PODCAST

Cold Outreach and Lowballing: How We Got Our First 10 Suppliers Pre-Launch

Author
Charlie Hopkins-BrinicombeCharlie Hopkins-Brinicombe

When you’re building a two-sided marketplace, you face a chicken-and-egg problem: you need supply to get demand, but you need demand to convince supply to join.

Most founders underestimate how hard it is to seed the supply side, especially when you have no users, no traction, and barely a landing page.

Max, the founder of Adventuro, didn’t have a shortcut. But he had a strategy.

Adventuro is a platform for booking outdoor and adventure sport experiences from kitesurfing to kayaking, scuba diving, mountain biking, and more. But what makes it special is its focus on progression. It’s not just about one-off tours — it’s built for people who want to go deeper, get qualified, and level up in their sport.

On a recent episode of The Levels Podcast — produced by Trophy, a platform that helps companies gamify customer experiences — Max shared how he got his first 10 suppliers on board before the product was even live.

No marketplace magic. Just cold outreach, persistence, and smart incentives.

Here’s how he did it.

Start With Supply, Even Before You Have Demand

After building the platform in only 11 weeks, Max understood early on that getting credible supply was essential, not just to make the site usable, but to build trust with customers.

“We wanted to have real activities listed before we launched, otherwise it would just be a hollow marketplace.”

At the time, Adventuro didn’t have any brand awareness or existing relationships. So Max did what many founders avoid: he started cold emailing.

Cold Outreach and Personal Calls

“It was just a ton of email outreach, trying to get people on the phone. I'd try and have a 10-minute chat with them, explain what we were doing, share a mock-up of the site.”

He focused on activity centers, instructors, and independent guides. The pitch was simple: we’re building a new marketplace for outdoor sport experiences — be one of the first to join.

Some said no. Some ghosted. But enough said yes — and a few conversations led to momentum.

“It was very manual in the beginning… probably took 100+ emails to get those first 10.”

The Power of Low Commissions

To make the offer more attractive, Max deliberately lowballed the commission rate for early partners.

“We went out to them and said: we’ll take just 10% — really low compared to other platforms. And we won’t charge you anything upfront.”

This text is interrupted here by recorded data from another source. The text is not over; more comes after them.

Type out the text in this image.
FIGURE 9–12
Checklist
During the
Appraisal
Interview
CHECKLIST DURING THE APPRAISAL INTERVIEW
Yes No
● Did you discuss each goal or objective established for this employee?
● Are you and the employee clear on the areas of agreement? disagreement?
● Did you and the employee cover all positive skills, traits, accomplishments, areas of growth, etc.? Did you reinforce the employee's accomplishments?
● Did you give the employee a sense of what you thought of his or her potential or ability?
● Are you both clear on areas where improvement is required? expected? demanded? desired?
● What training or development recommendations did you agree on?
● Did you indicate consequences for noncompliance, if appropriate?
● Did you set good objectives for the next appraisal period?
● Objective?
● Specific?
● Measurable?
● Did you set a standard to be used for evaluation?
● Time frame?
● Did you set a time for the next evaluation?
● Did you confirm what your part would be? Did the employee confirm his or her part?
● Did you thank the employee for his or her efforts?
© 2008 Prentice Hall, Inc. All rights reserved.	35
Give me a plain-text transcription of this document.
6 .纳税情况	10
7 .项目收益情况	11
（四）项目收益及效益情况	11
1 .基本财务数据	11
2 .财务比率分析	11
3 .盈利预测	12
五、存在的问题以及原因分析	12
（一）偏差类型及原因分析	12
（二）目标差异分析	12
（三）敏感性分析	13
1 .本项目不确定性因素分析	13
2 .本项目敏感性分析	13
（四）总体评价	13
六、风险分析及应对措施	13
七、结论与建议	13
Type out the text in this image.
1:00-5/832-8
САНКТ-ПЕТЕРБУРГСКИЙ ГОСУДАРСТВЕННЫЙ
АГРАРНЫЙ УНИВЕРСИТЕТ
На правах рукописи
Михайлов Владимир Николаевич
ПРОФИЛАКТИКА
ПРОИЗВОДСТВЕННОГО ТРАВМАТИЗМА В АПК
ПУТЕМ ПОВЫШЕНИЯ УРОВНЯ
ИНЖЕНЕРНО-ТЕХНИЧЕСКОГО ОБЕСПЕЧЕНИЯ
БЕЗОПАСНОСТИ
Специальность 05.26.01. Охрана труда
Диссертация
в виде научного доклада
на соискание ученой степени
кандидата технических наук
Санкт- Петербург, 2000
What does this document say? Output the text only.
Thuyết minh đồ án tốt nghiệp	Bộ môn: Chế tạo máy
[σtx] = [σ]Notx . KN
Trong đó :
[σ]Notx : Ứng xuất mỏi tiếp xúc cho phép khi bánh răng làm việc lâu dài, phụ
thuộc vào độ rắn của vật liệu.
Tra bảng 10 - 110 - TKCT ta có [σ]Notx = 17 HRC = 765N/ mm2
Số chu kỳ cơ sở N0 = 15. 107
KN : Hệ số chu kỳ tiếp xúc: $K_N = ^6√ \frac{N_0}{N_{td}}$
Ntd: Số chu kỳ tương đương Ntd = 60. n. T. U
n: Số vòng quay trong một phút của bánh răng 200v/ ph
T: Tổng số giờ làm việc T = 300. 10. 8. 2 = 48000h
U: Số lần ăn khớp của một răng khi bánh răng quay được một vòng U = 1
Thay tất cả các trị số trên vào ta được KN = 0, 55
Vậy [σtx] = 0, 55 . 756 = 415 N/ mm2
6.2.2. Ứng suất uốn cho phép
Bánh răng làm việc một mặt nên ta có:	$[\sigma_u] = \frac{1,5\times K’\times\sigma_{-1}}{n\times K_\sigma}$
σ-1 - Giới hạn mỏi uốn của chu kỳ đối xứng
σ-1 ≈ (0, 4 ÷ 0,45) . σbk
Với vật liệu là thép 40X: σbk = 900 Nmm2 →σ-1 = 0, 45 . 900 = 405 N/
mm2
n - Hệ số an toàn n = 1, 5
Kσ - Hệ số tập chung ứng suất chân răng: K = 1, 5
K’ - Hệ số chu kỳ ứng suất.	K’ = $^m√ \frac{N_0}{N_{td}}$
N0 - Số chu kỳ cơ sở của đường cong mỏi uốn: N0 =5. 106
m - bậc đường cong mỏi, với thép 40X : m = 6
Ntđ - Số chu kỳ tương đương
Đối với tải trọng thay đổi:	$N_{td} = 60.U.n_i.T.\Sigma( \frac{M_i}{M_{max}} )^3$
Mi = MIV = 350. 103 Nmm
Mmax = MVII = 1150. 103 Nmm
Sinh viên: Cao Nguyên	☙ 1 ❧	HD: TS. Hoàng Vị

That worked — not because it was sustainable long-term, but because it gave instructors zero risk to try the platform.

And for instructors already paying 20–30% to OTAs or struggling to manage their own bookings, Adventuro felt refreshingly founder-friendly.

Make It Easy to Say Yes

One of Max’s key tactics was reducing friction.

“I’d say: just give me your price list and some photos, and I’ll build your page for you. You don’t have to do anything.”

This level of hand-holding made it easy for busy instructors to say yes. They didn’t need to figure out a new dashboard, upload listings, or learn a new system. Max did all of that for them.

Even now, Adventuro still offers a similar onboarding option for new partners, especially those who aren’t tech-savvy or time-rich.

“Most instructors would love to be teaching more and emailing less. We make that happen.”

Focus on the Relationship, Not Just the Listing

The most important part of the early supplier push? Building genuine relationships.

“Even now, we know most of our partners on a first-name basis. We call them up, we visit them. It’s not a faceless platform.”

This relationship-first approach paid off in surprising ways.

Some suppliers began referring customers to other Adventuro partners when they were full, a powerful early signal of community trust and platform value.

“We had one partner send overflow bookings to another provider through Adventuro. That kind of thing shows you’ve built something meaningful.”

What Worked (and What Didn’t)

What worked:

  • Cold emails followed by personal phone calls
  • Offering to build listings for them
  • Low commissions with no upfront cost
  • Focusing on instructors, not big tour operators
  • Building real relationships (not just listings)

What didn’t work:

  • Waiting for demand to attract supply
  • Asking partners to upload everything themselves
  • Pitching purely on “future potential” without any value today

Lessons for Marketplace Founders

If you’re launching a supply-side platform, here’s what Max’s journey teaches us:

1. You have to hustle supply manually.

There’s no way around it. Seed your first 10–20 suppliers by hand. Do things that don’t scale.

2. Lower your take rate early.

Make it easy to say yes — especially if you have no track record yet. You can raise it later.

3. Do the heavy lifting.

Don’t expect your partners to care as much as you do. Write their listings. Upload their photos. Reduce friction to zero.

4. Build real relationships.

Talk to your partners. Visit them. Understand what they care about. This is what turns a supplier into a supporter.

5. Look for signs of network effect.

When partners start referring each other and passing customers around, you’ve moved beyond just being “another platform.”

Final Thoughts

Every marketplace founder wants to wake up with a hundred suppliers already on board. But that’s not how it works.

You have to earn your way to that point — one email, one phone call, one listing at a time.

Max did exactly that. And by making it easy, fair, and personal, he turned a cold start into the beginnings of a thriving partner ecosystem.